What To Look For In Your Online Education
by TeachThought Staff
This is sponsored content
The rapid evolution of technology is changing everything, and education is no exception. Cumbersome card catalogs went extinct as almost instantaneous access to research materials became available, apps and electronic tablets are replacing easily outdated workbooks, and edtech is a portmanteau with its own trending hashtag.
And technology isn’t only infiltrating classrooms — it’s becoming them. The creation of online learning spaces makes everything from virtual kindergarten to professional development possible from anywhere in the world, and the popularity of online education continues to increase as technology advances.
In fact, in many areas online learning isn’t just an option, it’s a requirement. States including Arkansas, Virginia, Florida, Michigan and Alabama all require students to participate in at least one online class in order to graduate, according to the National Conference of State Legislatures.
So, while lecture halls are unlikely to be completely replaced with chat rooms, an eventual marriage of the two is not only possible but probable.
Flexibility: One of the primary selling points of online education is the ability to work at your own pace and to cover material at whatever time works best with your schedule. Particularly when it comes to continuing education or college courses, being able to attend class on your lunch break or even in the middle of the night makes the time investment involved with going back to school possible for many.
Cost: Due to lower overhead, online education is often more affordable than school in a traditional setting. Online educators like Ashworth College offer tuition rates that are approximately five times less than other institutions, making it possible to graduate with a degree without a mountain of student loan debt to go with it.

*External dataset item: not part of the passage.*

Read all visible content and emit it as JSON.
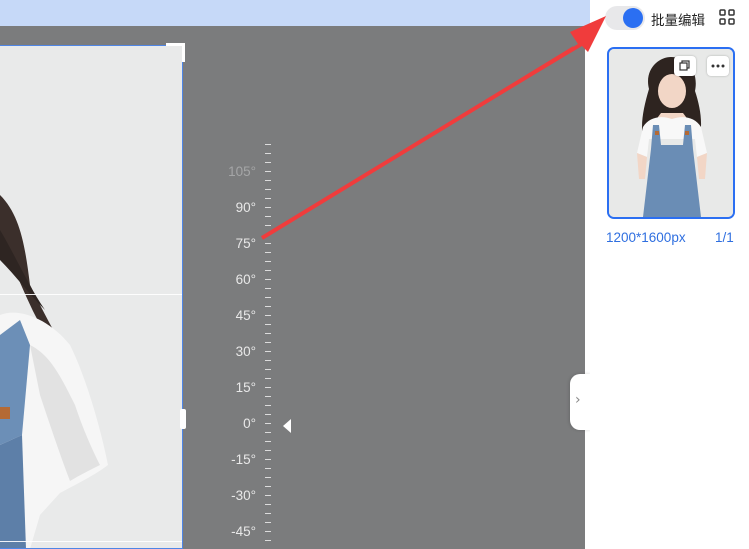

Independence: The format of most virtual learning options encourages and requires independent thinking while also providing the benefit of group discussions and feedback. Students learn the importance of self-motivating and problem-solving while still having the support of the teacher and other students.
Choosing the Right Program
Seek Quality: Although the quality of education can leave a lot to be desired in both brick and mortar classrooms and in virtual learning spaces, it’s particularly important to find an accredited and established online program when it comes to long distance learning. Check reviews from other students, ask about on-time graduation rates, and inquire about options for both technical support and teacher availability.
Check Course Catalog: Obviously, the most important factor is making sure the program you’re interested is available, but also make sure it’s both accredited and of good quality, as mentioned above. Ask what textbooks are used — are they up to date and reputable? Do the professors have experience or knowledge in the subjects they teach? Is there a past syllabus you can take a look at? Are course credits transferrable to other schools?
Consider Communication: Without the physical presence of an instructor and a classroom full of like-minded students, it can be difficult to exchange ideas or initiate the types of conversation that inspire new ideas or greater understanding. How is the learning management system structured? Are there interactive lessons, class discussions, or a sense of community? Make sure whatever’s offered aligns with your personal learning style.
Just like education isn’t a one-size-fits-all proposition, neither are the spaces where learning takes place. Advances in technology are making education more accessible to a wider audience at a lower cost and it’s hard to argue with the inherent benefits of that. Deciding if an online education is right for you requires an honest look at your schedule, personality type, learning style, and educational goals but anything — including a graduate degree — is possible these days, thanks to technology.